If it's a disaster you;ve got the perfect excuse that NEXT TIME we rent our own Air BNB or hotel room. Or, you might get a nice lie-in while the GP's give the children breakfast, dress and play; or you all walk to the family friendly pub for a nice lunch.

OhmygodDont · 27/07/2022 16:52

angstridden2 · 27/07/2022 16:01

Ragwort
i don’t think having your adult son and family staying a few times a year is exactly ‘clinging to them 24/7’ or being needy. Agreed that if the accommodation doesn’t really work staying nearby is an excellent idea, but there does seem to be a large cohort of DILs who really don’t like their husbands’ parents, particularly mothers. It’s very sad and perhaps a bit more tolerance and kindness on both sides might be nice. It feels like a case of whatever MILs do is wrong, if they’re too helpful they’re overbearing, if they sit back they’re seen as not interested.

Probably more the mils than fils because the fils give no fucks and are happy to do whatever whenever. Certainly the case with my in-laws. My fil you’ll find In front of ty tv with a beer or cooking a leisurely roast handing out drinks a little chit chat here and there. Mil will be on you like a fly around a turd but not for any particular reason other than to be right there knowing everything doing everything yet nothing at the same time.

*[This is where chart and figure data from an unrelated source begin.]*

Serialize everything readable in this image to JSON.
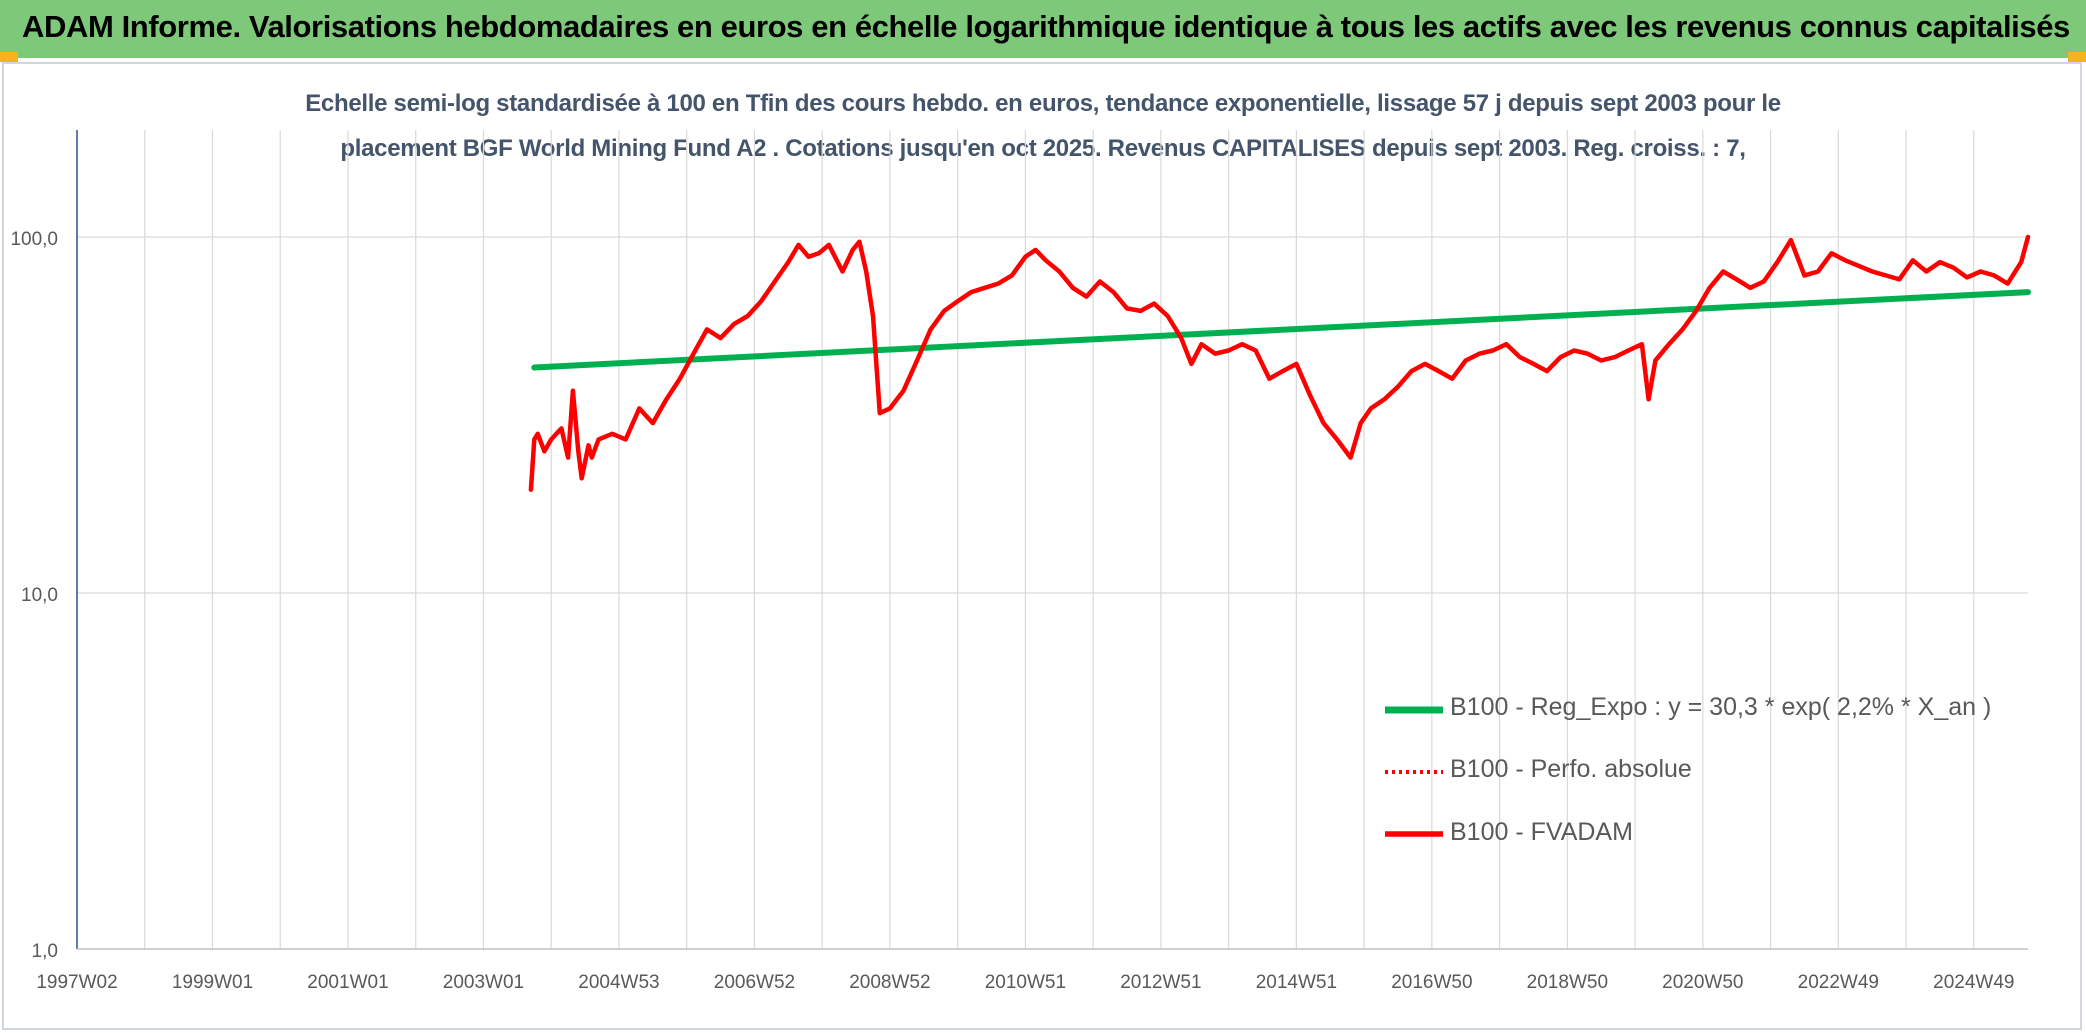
{
  "header": {
    "title": "ADAM Informe. Valorisations hebdomadaires en euros en échelle logarithmique identique à tous les actifs avec les revenus connus capitalisés"
  },
  "colors": {
    "header_band": "#7ec87a",
    "corner_accent": "#f2b51a",
    "subtitle_text": "#44546a",
    "reg_expo_series": "#00b050",
    "fvadam_series": "#ff0000",
    "grid": "#d9d9d9",
    "y_axis_line": "#2f5597"
  },
  "chart_data": {
    "type": "line",
    "title_line1": "Echelle semi-log standardisée à 100 en Tfin des cours hebdo. en euros, tendance exponentielle, lissage 57 j depuis sept 2003 pour le",
    "title_line2": "placement BGF World Mining Fund A2 . Cotations jusqu'en oct 2025. Revenus CAPITALISES depuis sept 2003. Reg. croiss. : 7,",
    "xlabel": "",
    "ylabel": "",
    "y_scale": "log",
    "ylim": [
      1,
      100
    ],
    "xlim": [
      1997.0,
      2025.8
    ],
    "grid": true,
    "legend_position": "lower-right",
    "y_ticks": [
      {
        "value": 1,
        "label": "1,0"
      },
      {
        "value": 10,
        "label": "10,0"
      },
      {
        "value": 100,
        "label": "100,0"
      }
    ],
    "x_ticks": [
      {
        "x": 1997.0,
        "label": "1997W02"
      },
      {
        "x": 1999.0,
        "label": "1999W01"
      },
      {
        "x": 2001.0,
        "label": "2001W01"
      },
      {
        "x": 2003.0,
        "label": "2003W01"
      },
      {
        "x": 2005.0,
        "label": "2004W53"
      },
      {
        "x": 2007.0,
        "label": "2006W52"
      },
      {
        "x": 2009.0,
        "label": "2008W52"
      },
      {
        "x": 2011.0,
        "label": "2010W51"
      },
      {
        "x": 2013.0,
        "label": "2012W51"
      },
      {
        "x": 2015.0,
        "label": "2014W51"
      },
      {
        "x": 2017.0,
        "label": "2016W50"
      },
      {
        "x": 2019.0,
        "label": "2018W50"
      },
      {
        "x": 2021.0,
        "label": "2020W50"
      },
      {
        "x": 2023.0,
        "label": "2022W49"
      },
      {
        "x": 2025.0,
        "label": "2024W49"
      }
    ],
    "series": [
      {
        "name": "B100 - Reg_Expo : y = 30,3 * exp( 2,2% *  X_an )",
        "style": "solid",
        "x": [
          2003.75,
          2025.8
        ],
        "y": [
          43.0,
          70.0
        ]
      },
      {
        "name": "B100 - Perfo. absolue",
        "style": "dotted",
        "x": [],
        "y": []
      },
      {
        "name": "B100 - FVADAM",
        "style": "solid",
        "x": [
          2003.7,
          2003.75,
          2003.8,
          2003.9,
          2004.0,
          2004.15,
          2004.25,
          2004.32,
          2004.4,
          2004.45,
          2004.55,
          2004.6,
          2004.7,
          2004.9,
          2005.1,
          2005.3,
          2005.5,
          2005.7,
          2005.9,
          2006.1,
          2006.3,
          2006.5,
          2006.7,
          2006.9,
          2007.1,
          2007.3,
          2007.5,
          2007.65,
          2007.8,
          2007.95,
          2008.1,
          2008.3,
          2008.45,
          2008.55,
          2008.65,
          2008.75,
          2008.85,
          2009.0,
          2009.2,
          2009.4,
          2009.6,
          2009.8,
          2010.0,
          2010.2,
          2010.4,
          2010.6,
          2010.8,
          2011.0,
          2011.15,
          2011.3,
          2011.5,
          2011.7,
          2011.9,
          2012.1,
          2012.3,
          2012.5,
          2012.7,
          2012.9,
          2013.1,
          2013.3,
          2013.45,
          2013.6,
          2013.8,
          2014.0,
          2014.2,
          2014.4,
          2014.6,
          2014.8,
          2015.0,
          2015.2,
          2015.4,
          2015.6,
          2015.8,
          2015.95,
          2016.1,
          2016.3,
          2016.5,
          2016.7,
          2016.9,
          2017.1,
          2017.3,
          2017.5,
          2017.7,
          2017.9,
          2018.1,
          2018.3,
          2018.5,
          2018.7,
          2018.9,
          2019.1,
          2019.3,
          2019.5,
          2019.7,
          2019.9,
          2020.1,
          2020.2,
          2020.3,
          2020.5,
          2020.7,
          2020.9,
          2021.1,
          2021.3,
          2021.5,
          2021.7,
          2021.9,
          2022.1,
          2022.3,
          2022.5,
          2022.7,
          2022.9,
          2023.1,
          2023.3,
          2023.5,
          2023.7,
          2023.9,
          2024.1,
          2024.3,
          2024.5,
          2024.7,
          2024.9,
          2025.1,
          2025.3,
          2025.5,
          2025.7,
          2025.8
        ],
        "y": [
          19.5,
          27.0,
          28.0,
          25.0,
          27.0,
          29.0,
          24.0,
          37.0,
          25.0,
          21.0,
          26.0,
          24.0,
          27.0,
          28.0,
          27.0,
          33.0,
          30.0,
          35.0,
          40.0,
          47.0,
          55.0,
          52.0,
          57.0,
          60.0,
          66.0,
          75.0,
          85.0,
          95.0,
          88.0,
          90.0,
          95.0,
          80.0,
          92.0,
          97.0,
          80.0,
          60.0,
          32.0,
          33.0,
          37.0,
          45.0,
          55.0,
          62.0,
          66.0,
          70.0,
          72.0,
          74.0,
          78.0,
          88.0,
          92.0,
          86.0,
          80.0,
          72.0,
          68.0,
          75.0,
          70.0,
          63.0,
          62.0,
          65.0,
          60.0,
          52.0,
          44.0,
          50.0,
          47.0,
          48.0,
          50.0,
          48.0,
          40.0,
          42.0,
          44.0,
          36.0,
          30.0,
          27.0,
          24.0,
          30.0,
          33.0,
          35.0,
          38.0,
          42.0,
          44.0,
          42.0,
          40.0,
          45.0,
          47.0,
          48.0,
          50.0,
          46.0,
          44.0,
          42.0,
          46.0,
          48.0,
          47.0,
          45.0,
          46.0,
          48.0,
          50.0,
          35.0,
          45.0,
          50.0,
          55.0,
          62.0,
          72.0,
          80.0,
          76.0,
          72.0,
          75.0,
          85.0,
          98.0,
          78.0,
          80.0,
          90.0,
          86.0,
          83.0,
          80.0,
          78.0,
          76.0,
          86.0,
          80.0,
          85.0,
          82.0,
          77.0,
          80.0,
          78.0,
          74.0,
          85.0,
          100.0
        ]
      }
    ]
  }
}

Even when we have holidayed with them. Breakfast is whenever every one is up via fil. Via mil it’s like a military operation about sausages and rolls and everyone is given a task of pointless but massively important.

Somethingneedstochange · 27/07/2022 16:54

^This^

SkeeSkeeGoGo · 27/07/2022 16:56

Do you do the same when you're at your parents' house?

angstridden2 · 27/07/2022 17:07

ohMyGodDont ‘
’like a fly round a turd’...I rest my case.

Blossomtoes · 27/07/2022 17:22

angstridden2 · 27/07/2022 17:07

ohMyGodDont ‘
’like a fly round a turd’...I rest my case.

Incredible, isn’t it? The misogyny is endless - and depressing.

MarieIVanArkleStinks · 27/07/2022 17:28

Holly60 · 27/07/2022 08:01

For example, whereas you find it annoying that your MIL jumps up too when you go to do something for your children, I would have just sat down again and let her get on with it 😂

The only relevant question here is whether they bother OP.

Best not to fall into the trap of Justify, Argue, Defend, Explain: either with the in-laws or on this thread. The moment you do this, people start to grapple for reasons why you should do what they want you do to, rather than what's in your best interests.

As a PP suggested, present it as a fait accompli. 'We've decided this is how things will work best for us, we're sure you understand' is all the explanation necessary.